Hello Adrian,

The USB interface is integrated in the RTL-SDR chip (RTL2832U), so it cannot be 
replaced (as far as I know).


In theory, USB 2.0 can support faster data rates (HackRF does 16 MS/s - 20 MS/s 
with USB 2.0 8 bit I-Q). As Ron mentioned, it is due to the cost reduction.


Regards,

Kyeong Su Shin


________________________________
보낸 사람: Adrian Musceac <kanto...@gmail.com> 대신 Discuss-gnuradio 
<discuss-gnuradio-bounces+ksshin=postech.ac...@gnu.org>
보낸 날짜: 2018년 8월 25일 토요일 오후 5:13:09
받는 사람: discuss-gnuradio@gnu.org; Ron Economos
제목: Re: [Discuss-gnuradio] MAKING A NTSC TV RECEIVER

Hi Ron,

So in theory, replacing the USB2 chip with a USB3 would allow access to the 
full sample rate, or is there some other internal limitation?

Regards,
Adrian

On August 25, 2018 8:06:20 AM UTC, Ron Economos <w...@comcast.net> wrote:

The maximum Transport Stream rate of DVB-T is 31.67 Mbps, so the USB interface 
only needs to deliver 4 MB/s. Since you need two 8-bit samples in IQ mode, it's 
2 Msps.

Ron

On 08/25/2018 12:44 AM, Adrian Musceac wrote:
Hi Marcus,

You're right about the RTL sample rate, but I'm curious about why it is so 
small.
Is it the bus speed? The ADC is obviously fast enough for DVB-T2.

Regards,
Adrian

On August 24, 2018 7:42:17 PM UTC, "Müller, Marcus (CEL)" 
<muel...@kit.edu><mailto:muel...@kit.edu> wrote:

Hi Martin,

internally, the RTL dongles are fast enough to capture full DVB-T (not
-T2) channels, and demodulate, and decode them, and deliver the video
stream to the host.
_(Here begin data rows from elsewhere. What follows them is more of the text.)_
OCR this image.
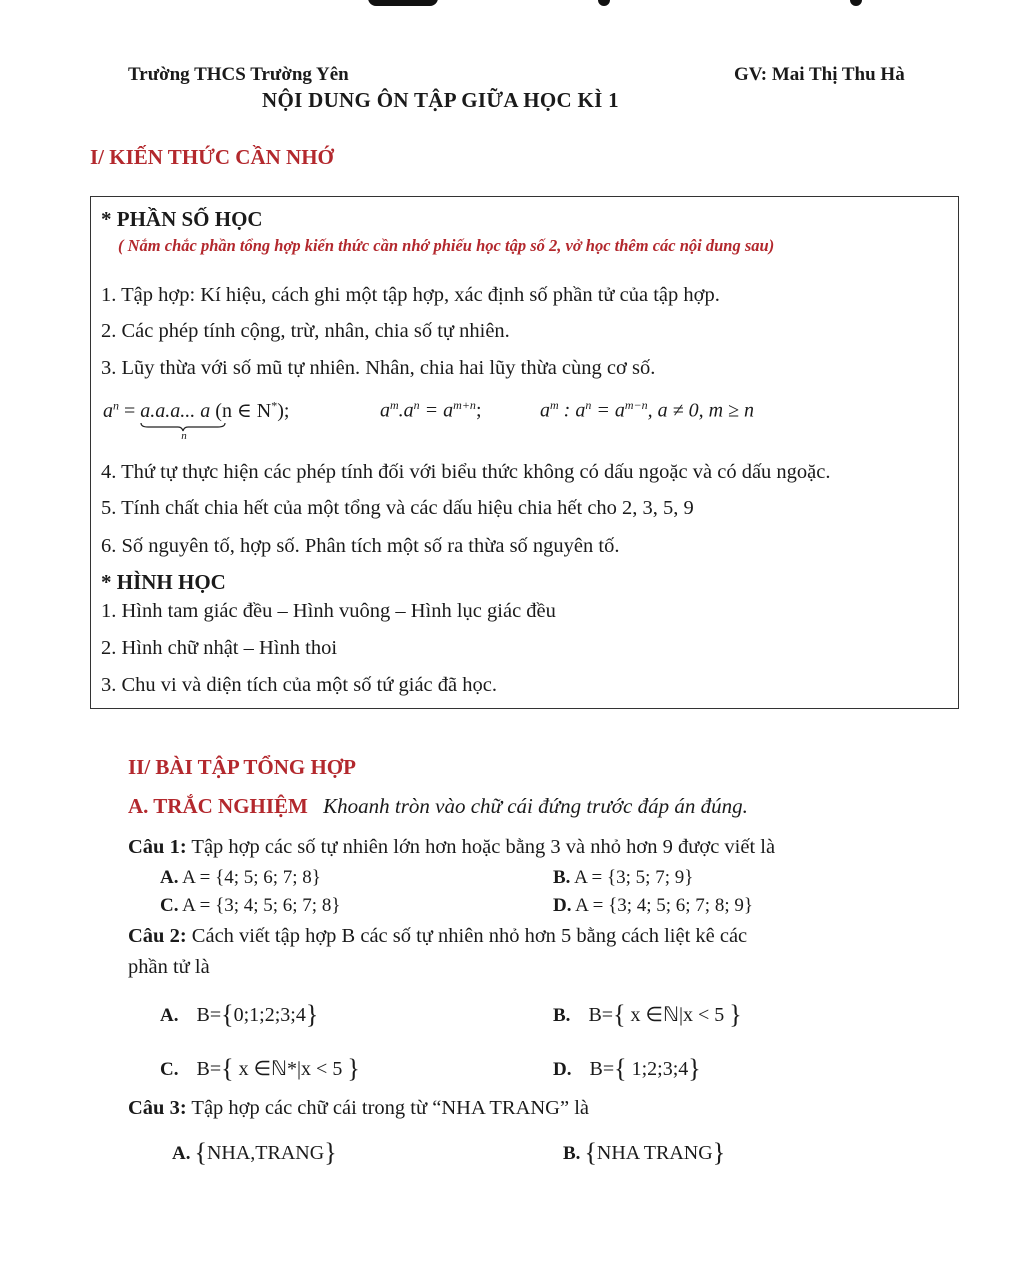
Trường THCS Trường Yên	GV: Mai Thị Thu Hà
NỘI DUNG ÔN TẬP GIỮA HỌC KÌ 1
I/ KIẾN THỨC CẦN NHỚ
* PHẦN SỐ HỌC
( Nắm chắc phần tổng hợp kiến thức cần nhớ phiếu học tập số 2, vở học thêm các nội dung sau)
1. Tập hợp: Kí hiệu, cách ghi một tập hợp, xác định số phần tử của tập hợp.
2. Các phép tính cộng, trừ, nhân, chia số tự nhiên.
3. Lũy thừa với số mũ tự nhiên. Nhân, chia hai lũy thừa cùng cơ số.
$a^n = a.a.a$... a
n
(n ∈ N*);	$a^m.a^n = a^{m+n}$;	$a^m$ : $a^n = a^{m-n}$, a ≠ 0, m ≥ n
4. Thứ tự thực hiện các phép tính đối với biểu thức không có dấu ngoặc và có dấu ngoặc.
5. Tính chất chia hết của một tổng và các dấu hiệu chia hết cho 2, 3, 5, 9
6. Số nguyên tố, hợp số. Phân tích một số ra thừa số nguyên tố.
* HÌNH HỌC
1. Hình tam giác đều – Hình vuông – Hình lục giác đều
2. Hình chữ nhật – Hình thoi
3. Chu vi và diện tích của một số tứ giác đã học.
II/ BÀI TẬP TỔNG HỢP
A. TRẮC NGHIỆM Khoanh tròn vào chữ cái đứng trước đáp án đúng.
Câu 1: Tập hợp các số tự nhiên lớn hơn hoặc bằng 3 và nhỏ hơn 9 được viết là
A. A = {4; 5; 6; 7; 8}	B. A = {3; 5; 7; 9}
C. A = {3; 4; 5; 6; 7; 8}	D. A = {3; 4; 5; 6; 7; 8; 9}
Câu 2: Cách viết tập hợp B các số tự nhiên nhỏ hơn 5 bằng cách liệt kê các
phần tử là
A. B={0;1;2;3;4}	B. B={ x ∈ℕ|x < 5 }
C. B={ x ∈ℕ*|x < 5 }	D. B={ 1;2;3;4}
Câu 3: Tập hợp các chữ cái trong từ “NHA TRANG” là
A. {NHA,TRANG}	B. {NHA TRANG}
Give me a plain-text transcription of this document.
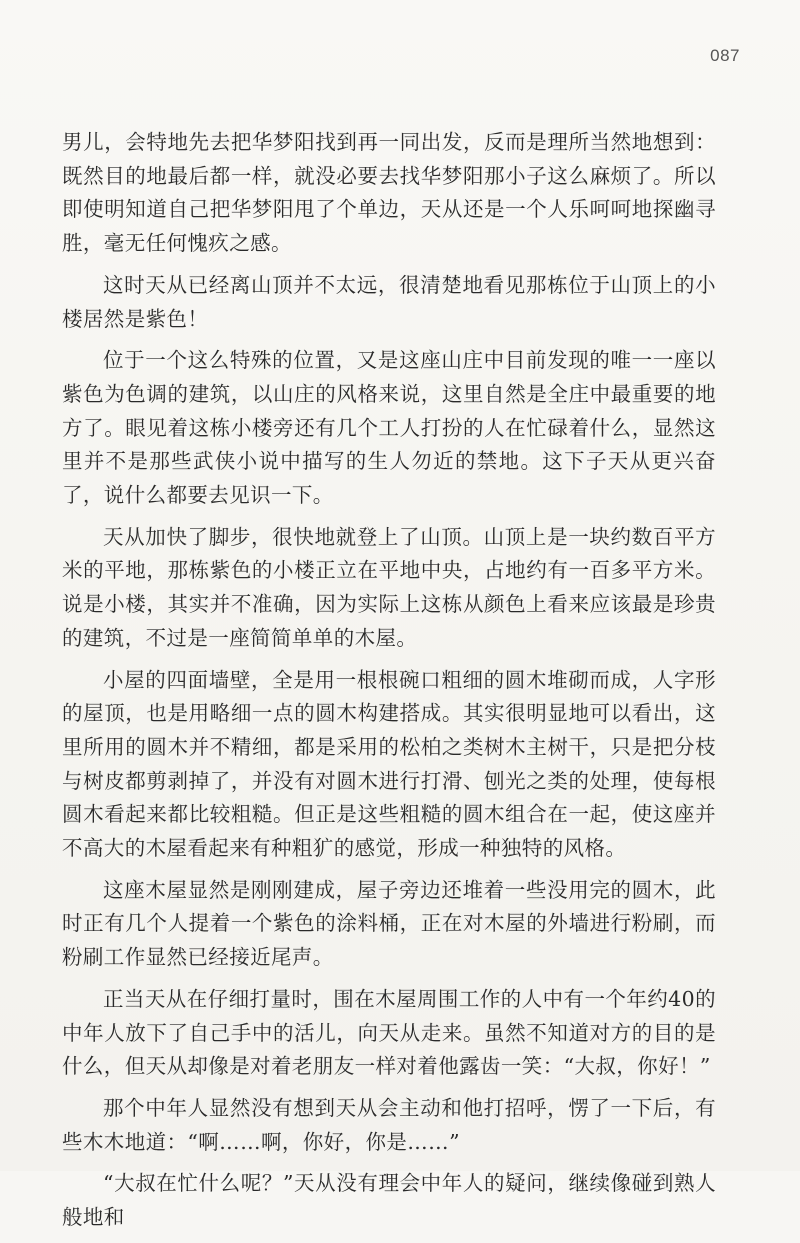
087

男儿，会特地先去把华梦阳找到再一同出发，反而是理所当然地想到：既然目的地最后都一样，就没必要去找华梦阳那小子这么麻烦了。所以即使明知道自己把华梦阳甩了个单边，天从还是一个人乐呵呵地探幽寻胜，毫无任何愧疚之感。

这时天从已经离山顶并不太远，很清楚地看见那栋位于山顶上的小楼居然是紫色！

位于一个这么特殊的位置，又是这座山庄中目前发现的唯一一座以紫色为色调的建筑，以山庄的风格来说，这里自然是全庄中最重要的地方了。眼见着这栋小楼旁还有几个工人打扮的人在忙碌着什么，显然这里并不是那些武侠小说中描写的生人勿近的禁地。这下子天从更兴奋了，说什么都要去见识一下。

天从加快了脚步，很快地就登上了山顶。山顶上是一块约数百平方米的平地，那栋紫色的小楼正立在平地中央，占地约有一百多平方米。说是小楼，其实并不准确，因为实际上这栋从颜色上看来应该最是珍贵的建筑，不过是一座简简单单的木屋。

小屋的四面墙壁，全是用一根根碗口粗细的圆木堆砌而成，人字形的屋顶，也是用略细一点的圆木构建搭成。其实很明显地可以看出，这里所用的圆木并不精细，都是采用的松柏之类树木主树干，只是把分枝与树皮都剪剥掉了，并没有对圆木进行打滑、刨光之类的处理，使每根圆木看起来都比较粗糙。但正是这些粗糙的圆木组合在一起，使这座并不高大的木屋看起来有种粗犷的感觉，形成一种独特的风格。

这座木屋显然是刚刚建成，屋子旁边还堆着一些没用完的圆木，此时正有几个人提着一个紫色的涂料桶，正在对木屋的外墙进行粉刷，而粉刷工作显然已经接近尾声。

正当天从在仔细打量时，围在木屋周围工作的人中有一个年约40的中年人放下了自己手中的活儿，向天从走来。虽然不知道对方的目的是什么，但天从却像是对着老朋友一样对着他露齿一笑：“大叔，你好！”

那个中年人显然没有想到天从会主动和他打招呼，愣了一下后，有些木木地道：“啊……啊，你好，你是……”

“大叔在忙什么呢？”天从没有理会中年人的疑问，继续像碰到熟人般地和
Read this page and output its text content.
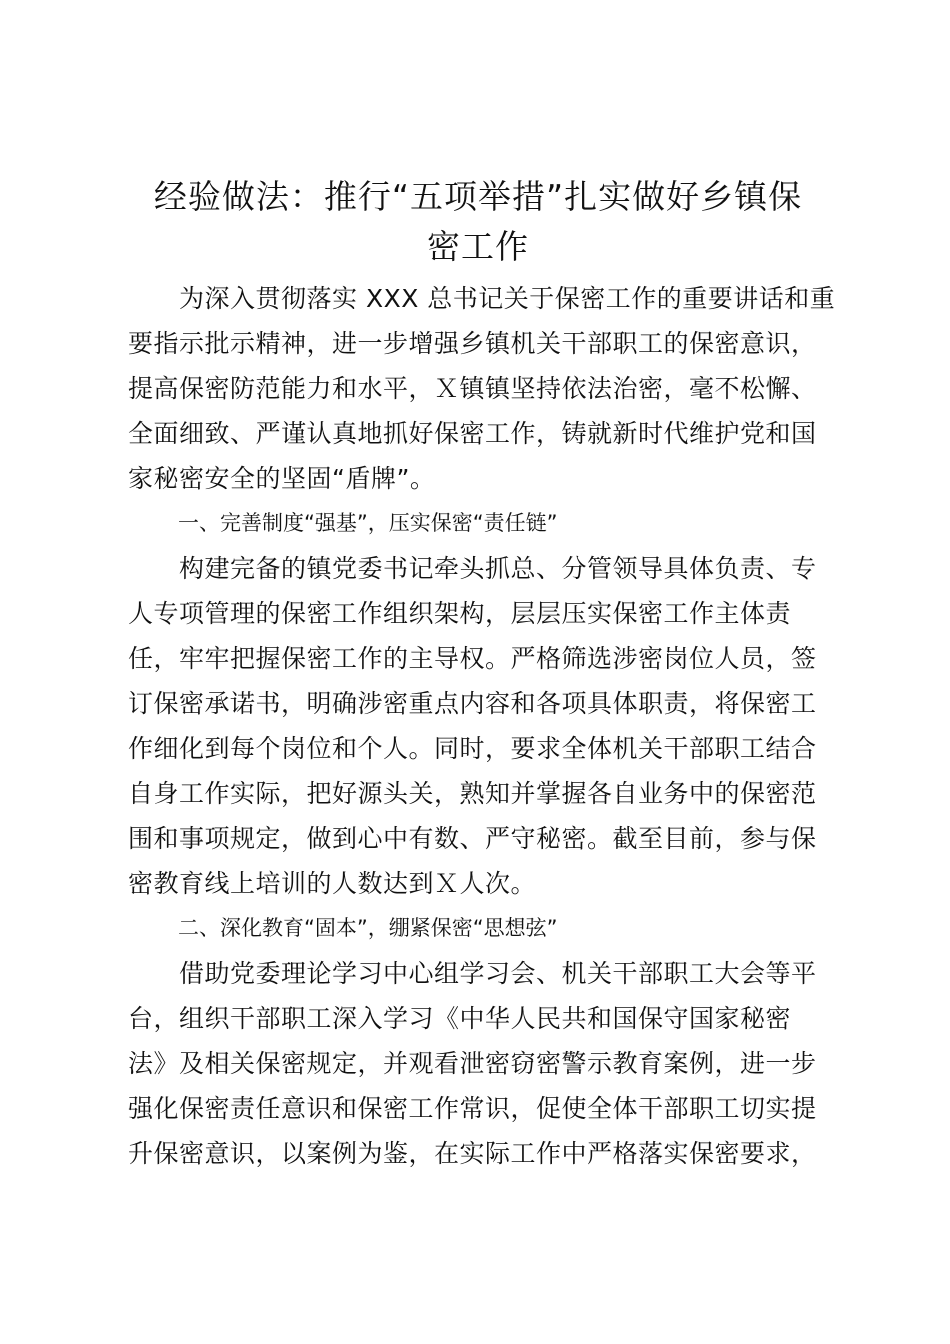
经验做法：推行“五项举措”扎实做好乡镇保
密工作

　　为深入贯彻落实 XXX 总书记关于保密工作的重要讲话和重
要指示批示精神，进一步增强乡镇机关干部职工的保密意识，
提高保密防范能力和水平，Ｘ镇镇坚持依法治密，毫不松懈、
全面细致、严谨认真地抓好保密工作，铸就新时代维护党和国
家秘密安全的坚固“盾牌”。

一、完善制度“强基”，压实保密“责任链”

　　构建完备的镇党委书记牵头抓总、分管领导具体负责、专
人专项管理的保密工作组织架构，层层压实保密工作主体责
任，牢牢把握保密工作的主导权。严格筛选涉密岗位人员，签
订保密承诺书，明确涉密重点内容和各项具体职责，将保密工
作细化到每个岗位和个人。同时，要求全体机关干部职工结合
自身工作实际，把好源头关，熟知并掌握各自业务中的保密范
围和事项规定，做到心中有数、严守秘密。截至目前，参与保
密教育线上培训的人数达到Ｘ人次。

二、深化教育“固本”，绷紧保密“思想弦”

　　借助党委理论学习中心组学习会、机关干部职工大会等平
台，组织干部职工深入学习《中华人民共和国保守国家秘密
法》及相关保密规定，并观看泄密窃密警示教育案例，进一步
强化保密责任意识和保密工作常识，促使全体干部职工切实提
升保密意识，以案例为鉴，在实际工作中严格落实保密要求，
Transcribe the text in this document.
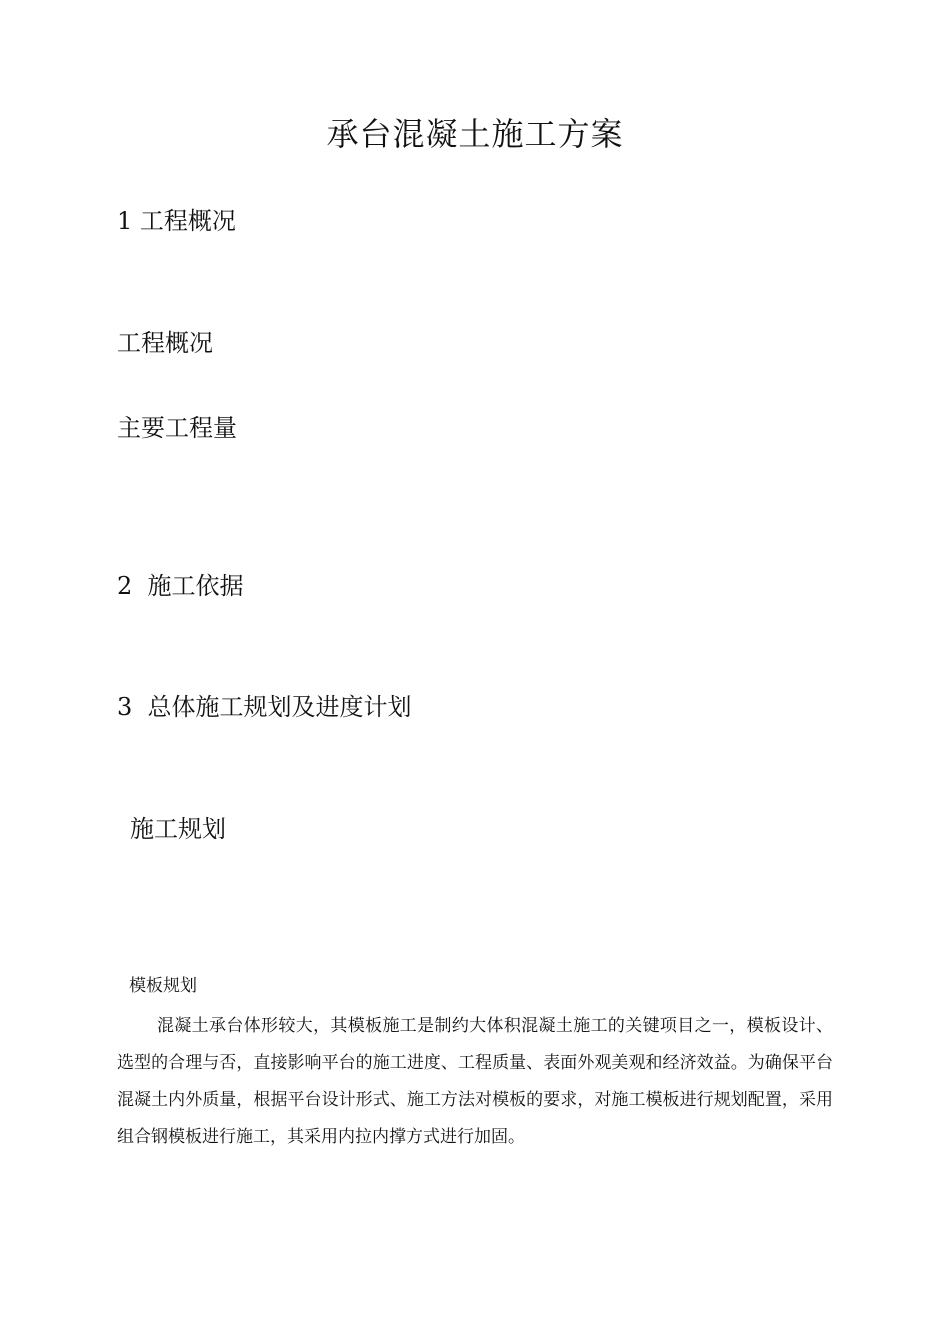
承台混凝土施工方案
1 工程概况
工程概况
主要工程量
2  施工依据
3  总体施工规划及进度计划
施工规划
模板规划

混凝土承台体形较大，其模板施工是制约大体积混凝土施工的关键项目之一，模板设计、选型的合理与否，直接影响平台的施工进度、工程质量、表面外观美观和经济效益。为确保平台混凝土内外质量，根据平台设计形式、施工方法对模板的要求，对施工模板进行规划配置，采用组合钢模板进行施工，其采用内拉内撑方式进行加固。
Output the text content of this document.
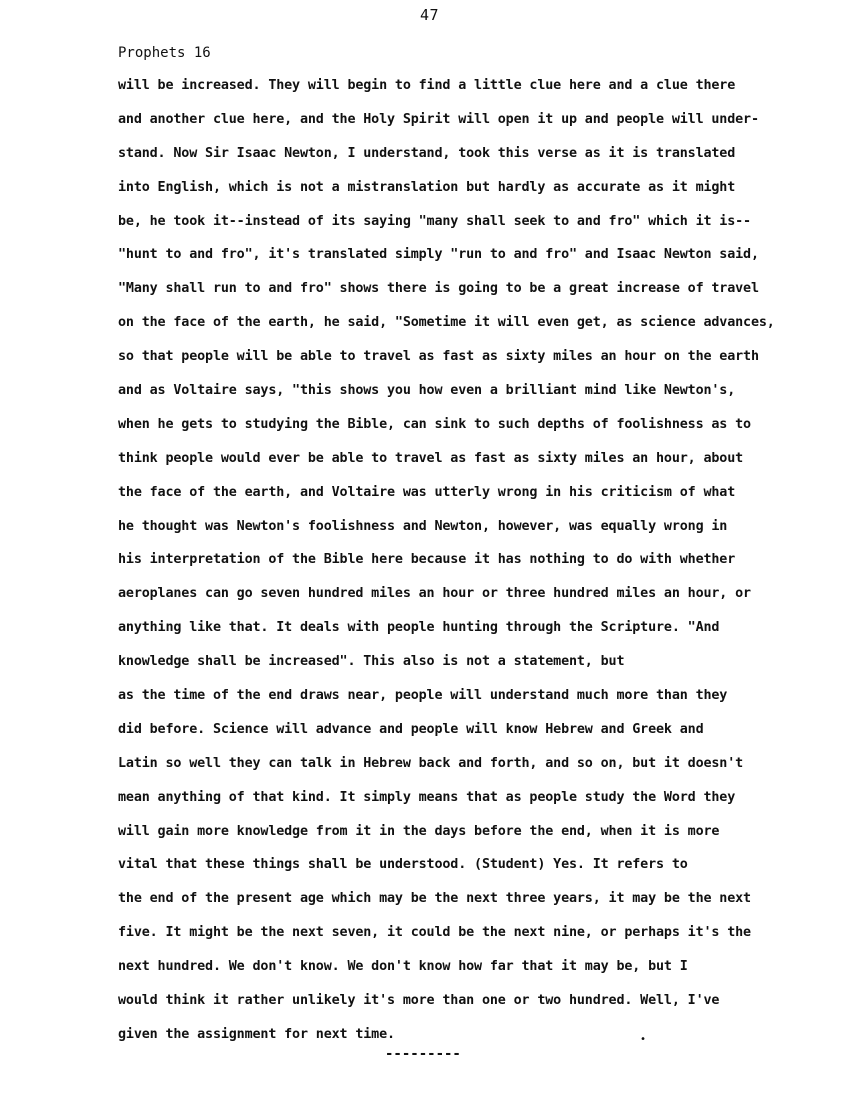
47
Prophets 16
will be increased. They will begin to find a little clue here and a clue there
and another clue here, and the Holy Spirit will open it up and people will under-
stand. Now Sir Isaac Newton, I understand, took this verse as it is translated
into English, which is not a mistranslation but hardly as accurate as it might
be, he took it--instead of its saying "many shall seek to and fro" which it is--
"hunt to and fro", it's translated simply "run to and fro" and Isaac Newton said,
"Many shall run to and fro" shows there is going to be a great increase of travel
on the face of the earth, he said, "Sometime it will even get, as science advances,
so that people will be able to travel as fast as sixty miles an hour on the earth
and as Voltaire says, "this shows you how even a brilliant mind like Newton's,
when he gets to studying the Bible, can sink to such depths of foolishness as to
think people would ever be able to travel as fast as sixty miles an hour, about
the face of the earth, and Voltaire was utterly wrong in his criticism of what
he thought was Newton's foolishness and Newton, however, was equally wrong in
his interpretation of the Bible here because it has nothing to do with whether
aeroplanes can go seven hundred miles an hour or three hundred miles an hour, or
anything like that. It deals with people hunting through the Scripture. "And
knowledge shall be increased". This also is not a statement, but
as the time of the end draws near, people will understand much more than they
did before. Science will advance and people will know Hebrew and Greek and
Latin so well they can talk in Hebrew back and forth, and so on, but it doesn't
mean anything of that kind. It simply means that as people study the Word they
will gain more knowledge from it in the days before the end, when it is more
vital that these things shall be understood. (Student) Yes. It refers to
the end of the present age which may be the next three years, it may be the next
five. It might be the next seven, it could be the next nine, or perhaps it's the
next hundred. We don't know. We don't know how far that it may be, but I
would think it rather unlikely it's more than one or two hundred. Well, I've
given the assignment for next time.	•
---------
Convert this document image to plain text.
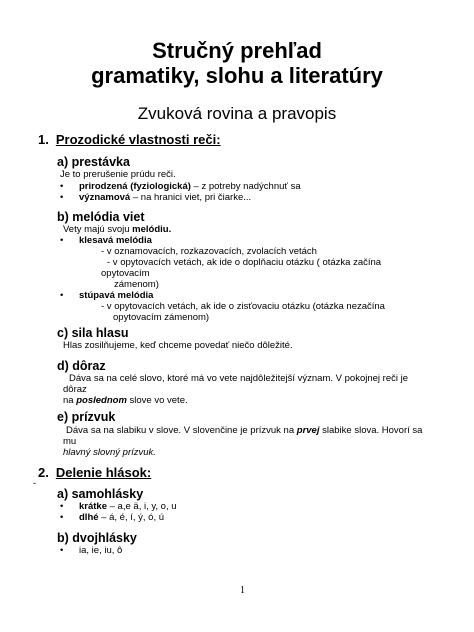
Stručný prehľad
gramatiky, slohu a literatúry
Zvuková rovina a pravopis
1. Prozodické vlastnosti reči:
a) prestávka
Je to prerušenie prúdu reči.
• prirodzená (fyziologická) – z potreby nadýchnuť sa
• významová – na hranici viet, pri čiarke...
b) melódia viet
Vety majú svoju melódiu.
• klesavá melódia
- v oznamovacích, rozkazovacích, zvolacích vetách
- v opytovacích vetách, ak ide o doplňaciu otázku ( otázka začína
opytovacím
zámenom)
• stúpavá melódia
- v opytovacích vetách, ak ide o zisťovaciu otázku (otázka nezačína
opytovacím zámenom)
c) sila hlasu
Hlas zosilňujeme, keď chceme povedať niečo dôležité.
d) dôraz
Dáva sa na celé slovo, ktoré má vo vete najdôležitejší význam. V pokojnej reči je
dôraz
na poslednom slove vo vete.
e) prízvuk
Dáva sa na slabiku v slove. V slovenčine je prízvuk na prvej slabike slova. Hovorí sa
mu
hlavný slovný prízvuk.
2. Delenie hlások:
-
a) samohlásky
• krátke – a,e ä, i, y, o, u
• dlhé – á, é, í, ý, ó, ú
b) dvojhlásky
• ia, ie, iu, ô
1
However, RTL-SDR can't use that mode - it uses a
"bypass the whole Digital TV specific stuff" mode and directly passes
IQ samples through USB.

In that mode, it simply can't do more than 2 or 3 MS/s (can't
remember), which isn't enough to cover 6 MHz - so everyone's right, you
can basically receive the AM black/white info at a partial bandwidth of
the ca 5 MHz of the luma signal, but you won't get any color
information that way, or audio with the same receiver as you do video.

Cheers,
Marcus

On Fri, 2018-08-24 at 12:22 -0500, Martin McCormick wrote:

        First, I will talk about the things I know for sure.  The
 NTSC analog system as well as Pal systems in a lot of the rest of
 the world had a lot in common with eachother.  Both systems
 transmitted an AM video signal in Vestigial single sideband mode
 such that the carrier frequency was always about 1.25 MHZ above
 the start of a channel.  NTSC systems in the Americas also
 transmitted an audio carrier in FM which was always 4.9 MHZ above
 the video carrier.  Pal systems used exactly the same type of
 transmissions except that the 625-line video at 25 frames per
 second made a slightly wider spectrum such that the audio and
 video carriers were separated by 5.x MHZ, making each Pal channel
 7 or 8 MHZ wide.

        As others have suggested, you could probably get a
 monochrome fuzzy image if you can get your sound card to sample
 fast enough.  You can also decode the mono sound by setting your
 RTL receiver to behave just like a FM broadcast receiver but set
 the frequency to whatever the video carrier frequency is plus 4.5
 MHZ.  if the video carrier is 55.250 MHZ, the audio will be at
 59.75 MHZ.  The deviation is 75 KHZ unlike FM radio which is 150
 KHZ.

        That would be a good simple test to see if you are
 receiving the channel at all.

        I am guessing that since the RTL chips were designed for
 the European television market for cable and over-the-air
 broadcasts, they can be sampled extremely fast since the digital
 channels still take up the same bandwidth as their analog
 ancestors.

        Martin McCormick WB5AGZ

 Anders Hammarquist <i...@openend.se><mailto:i...@openend.se> writes:

 In a message of Fri, 24 Aug 2018 10:27:40 +0200, "Ralph A. Schmid,
 dk5ras" writes:

 Hi Andres,

 just had a short look: doesn't NTSC use a nearly 6 MHz
 bandwidth?

 Best regards,
 Marcus


 Yes, no way with the RTL to catch NTSC, it does in SDR mode only
 2.smth


 MHz bandwidth.

 Actually, you should be able to get a picture. The horizontal
 resolution
 will be
 about half of what it would be for the full bandwidth, and no
 colour (as
 the colour
 subcarrier at 3.58 MHz is outside the pass band). You want the pass
 band
 of the reciever
 from just below the video carrier and as high as it will go.